The top tax rates are quite high in a number of other OECD countries as well. Coming in with honorable mentions at six through 10 are:

  • Japan (55.9%)
  • Denmark (55.9%)
  • France (55.4%)
  • the Netherlands (52.0%)
  • Ireland (48.0%)

The United States is a distant 17 on the list, with a rate of 43.7%.

The Bottom Line

For individuals who earn high incomes from working or investing in Portugal, Slovenia, Belgium, Finland or Sweden, the tax rate percentage on income exceeding a certain threshold can reach into the high 50s and low 60s. Individual taxes on income and investments, plus mandatory contributions to social security, create these high rates.

In some countries and situations, the wealthy also pays significant taxes on real estate and inherited wealth.Depending on which economist or politician you ask, these high tax rates are either a significant help to the country as a whole or a hindrance to its economic progress.

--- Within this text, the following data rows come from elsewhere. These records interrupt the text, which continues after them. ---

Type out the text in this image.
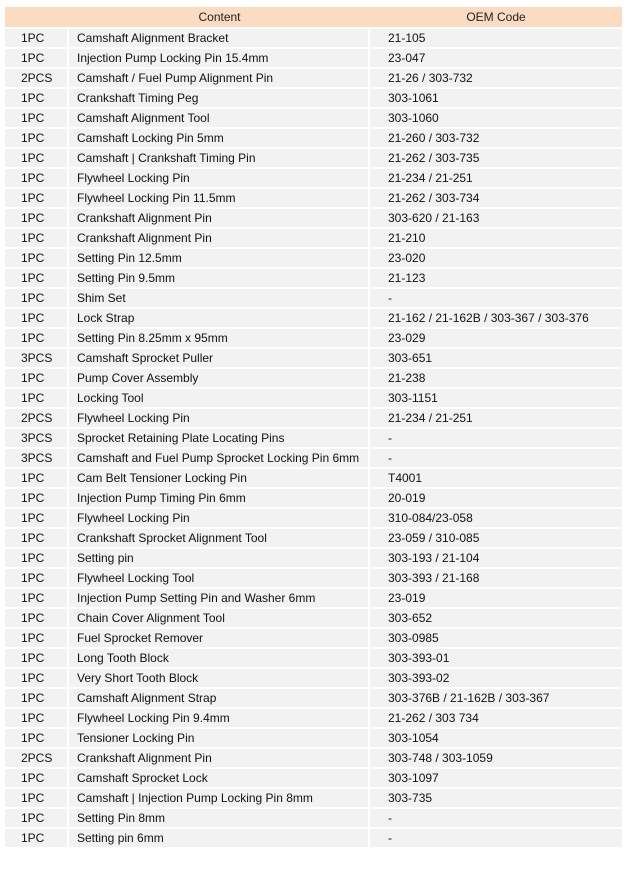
	Content	OEM Code
1PC	Camshaft Alignment Bracket	21-105
1PC	Injection Pump Locking Pin 15.4mm	23-047
2PCS	Camshaft / Fuel Pump Alignment Pin	21-26 / 303-732
1PC	Crankshaft Timing Peg	303-1061
1PC	Camshaft Alignment Tool	303-1060
1PC	Camshaft Locking Pin 5mm	21-260 / 303-732
1PC	Camshaft | Crankshaft Timing Pin	21-262 / 303-735
1PC	Flywheel Locking Pin	21-234 / 21-251
1PC	Flywheel Locking Pin 11.5mm	21-262 / 303-734
1PC	Crankshaft Alignment Pin	303-620 / 21-163
1PC	Crankshaft Alignment Pin	21-210
1PC	Setting Pin 12.5mm	23-020
1PC	Setting Pin 9.5mm	21-123
1PC	Shim Set	-
1PC	Lock Strap	21-162 / 21-162B / 303-367 / 303-376
1PC	Setting Pin 8.25mm x 95mm	23-029
3PCS	Camshaft Sprocket Puller	303-651
1PC	Pump Cover Assembly	21-238
1PC	Locking Tool	303-1151
2PCS	Flywheel Locking Pin	21-234 / 21-251
3PCS	Sprocket Retaining Plate Locating Pins	-
3PCS	Camshaft and Fuel Pump Sprocket Locking Pin 6mm	-
1PC	Cam Belt Tensioner Locking Pin	T4001
1PC	Injection Pump Timing Pin 6mm	20-019
1PC	Flywheel Locking Pin	310-084/23-058
1PC	Crankshaft Sprocket Alignment Tool	23-059 / 310-085
1PC	Setting pin	303-193 / 21-104
1PC	Flywheel Locking Tool	303-393 / 21-168
1PC	Injection Pump Setting Pin and Washer 6mm	23-019
1PC	Chain Cover Alignment Tool	303-652
1PC	Fuel Sprocket Remover	303-0985
1PC	Long Tooth Block	303-393-01
1PC	Very Short Tooth Block	303-393-02
1PC	Camshaft Alignment Strap	303-376B / 21-162B / 303-367
1PC	Flywheel Locking Pin 9.4mm	21-262 / 303 734
1PC	Tensioner Locking Pin	303-1054
2PCS	Crankshaft Alignment Pin	303-748 / 303-1059
1PC	Camshaft Sprocket Lock	303-1097
1PC	Camshaft | Injection Pump Locking Pin 8mm	303-735
1PC	Setting Pin 8mm	-
1PC	Setting pin 6mm	-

I'm an expert in taxation and economic policies with a comprehensive understanding of global tax systems and their implications. My expertise is backed by a strong foundation in economic theory, policy analysis, and a keen interest in understanding the intricate details of taxation structures worldwide. I have engaged in extensive research, staying abreast of the latest developments, and possess a nuanced understanding of the economic impact of taxation on individuals and societies.

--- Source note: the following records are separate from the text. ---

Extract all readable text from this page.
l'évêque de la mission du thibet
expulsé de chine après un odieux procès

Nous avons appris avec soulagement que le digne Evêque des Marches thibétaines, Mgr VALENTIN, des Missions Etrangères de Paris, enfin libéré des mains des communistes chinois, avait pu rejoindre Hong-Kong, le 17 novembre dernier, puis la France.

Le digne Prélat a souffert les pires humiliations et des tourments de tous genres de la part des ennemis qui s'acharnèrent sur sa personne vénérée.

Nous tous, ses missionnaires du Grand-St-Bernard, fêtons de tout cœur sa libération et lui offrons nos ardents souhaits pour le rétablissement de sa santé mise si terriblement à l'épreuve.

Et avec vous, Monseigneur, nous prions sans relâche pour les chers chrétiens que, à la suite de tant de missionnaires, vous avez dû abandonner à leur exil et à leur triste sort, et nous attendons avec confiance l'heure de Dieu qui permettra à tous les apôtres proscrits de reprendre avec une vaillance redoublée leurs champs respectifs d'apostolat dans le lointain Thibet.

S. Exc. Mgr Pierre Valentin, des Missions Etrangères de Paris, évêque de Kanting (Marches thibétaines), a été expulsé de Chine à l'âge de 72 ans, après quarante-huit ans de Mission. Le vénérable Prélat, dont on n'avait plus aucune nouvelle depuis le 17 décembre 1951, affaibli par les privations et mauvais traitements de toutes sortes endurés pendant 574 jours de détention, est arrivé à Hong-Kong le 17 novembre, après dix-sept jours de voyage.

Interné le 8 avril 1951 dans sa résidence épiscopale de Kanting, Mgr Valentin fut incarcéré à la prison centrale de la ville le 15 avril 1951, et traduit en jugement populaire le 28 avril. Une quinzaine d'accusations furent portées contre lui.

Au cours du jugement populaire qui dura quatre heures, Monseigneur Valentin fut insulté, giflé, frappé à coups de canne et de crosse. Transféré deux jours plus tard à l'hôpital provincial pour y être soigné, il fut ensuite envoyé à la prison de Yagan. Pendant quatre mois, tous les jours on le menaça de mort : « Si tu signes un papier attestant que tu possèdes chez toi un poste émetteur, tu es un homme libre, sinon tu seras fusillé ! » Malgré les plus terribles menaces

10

Now, let's delve into the concepts discussed in the article on "5 Countries With High Income Tax Rates":

Taxation Theories and Impact on Society

The article touches upon two major theories regarding high-income tax rates:

  1. Income Redistribution:

    • High tax rates on the wealthy are believed to redistribute income, ensuring equitable access to housing, healthcare, and basic necessities.
    • This approach aims to reduce wealth inequality and promote social welfare.
  2. Discouragement of Work and Investment:

    • Critics argue that imposing high taxes on the wealthy may discourage them from working and investing as much.
    • This perspective contends that lower tax rates incentivize economic activities, leading to technological advancements and improved living standards.

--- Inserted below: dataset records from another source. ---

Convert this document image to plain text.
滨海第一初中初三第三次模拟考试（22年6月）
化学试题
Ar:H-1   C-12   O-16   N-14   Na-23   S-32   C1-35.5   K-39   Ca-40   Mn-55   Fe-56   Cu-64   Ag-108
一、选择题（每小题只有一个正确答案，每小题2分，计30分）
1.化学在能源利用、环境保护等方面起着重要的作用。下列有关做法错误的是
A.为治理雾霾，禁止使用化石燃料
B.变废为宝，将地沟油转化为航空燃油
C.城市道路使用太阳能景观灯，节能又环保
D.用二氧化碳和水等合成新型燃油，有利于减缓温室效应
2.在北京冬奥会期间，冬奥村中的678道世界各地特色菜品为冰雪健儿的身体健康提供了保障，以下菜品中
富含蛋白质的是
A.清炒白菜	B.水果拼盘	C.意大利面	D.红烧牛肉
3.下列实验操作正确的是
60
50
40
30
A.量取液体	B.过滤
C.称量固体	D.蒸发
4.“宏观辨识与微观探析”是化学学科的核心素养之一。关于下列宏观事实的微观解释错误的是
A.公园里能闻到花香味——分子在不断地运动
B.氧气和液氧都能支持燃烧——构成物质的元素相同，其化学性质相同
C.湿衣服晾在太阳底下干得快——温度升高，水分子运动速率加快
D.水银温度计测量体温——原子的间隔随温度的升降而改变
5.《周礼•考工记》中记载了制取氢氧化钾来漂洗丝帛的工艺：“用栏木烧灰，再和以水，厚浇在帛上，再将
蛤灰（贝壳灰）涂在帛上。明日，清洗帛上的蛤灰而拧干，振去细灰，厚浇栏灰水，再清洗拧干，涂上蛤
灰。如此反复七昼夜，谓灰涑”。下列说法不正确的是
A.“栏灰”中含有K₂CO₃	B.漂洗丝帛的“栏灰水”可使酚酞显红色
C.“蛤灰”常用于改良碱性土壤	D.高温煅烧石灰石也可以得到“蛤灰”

Top Countries with High Tax Rates:

  1. Portugal (61.3%):

    • Progressive tax rates on employment, business, and professional income.
    • Flat rate of 28% on investment income, real estate income, and increases in net worth.
    • Additional 3.5% tax on income above the minimum wage.
    • Various deductions for health, education, and family-related expenses.
  2. Slovenia (61.1%):

    • Progressive tax rates on employment, business, agriculture, forestry, rents, royalties, and capital.
    • Capital gains tax varies based on holding period, potentially exempt after 20 years.
    • Inheritance and gift taxes at progressive rates.
  3. Belgium (58.4%):

    • National and regional income taxes on movable and immovable property, professional income, etc.
    • Progressive tax rate up to 50%, with possible communal surcharges.
    • Various tax deductions for business expenses, social contributions, and personal allowances.
  4. Finland (57.5%):

    • Progressive tax rates on earned income, capital gains, and taxed capital.
    • Deductions for work-related expenses, capital income, and pension income.
    • Property taxes and transfer taxes on real estate transactions.
    • Inheritance taxes based on the relationship between deceased and inheritor.
  5. Sweden (57%):

    • Taxes on business income, employment income (top rate of 57.1%), and capital income (taxed at 30%).
    • Employer contributions to social security.
    • Personal allowances, deductions for various expenses, and no inheritance or estate tax.

Other OECD Countries with High Tax Rates:

  • Japan, Denmark, France, the Netherlands, and Ireland also have notable tax rates.

Economic Impact:

  • The article highlights that high tax rates in these countries may either be viewed as a significant help or a hindrance to economic progress, depending on different perspectives.

In conclusion, the article sheds light on the intricate tax systems of these countries, offering a nuanced discussion on the economic theories and implications of high-income tax rates.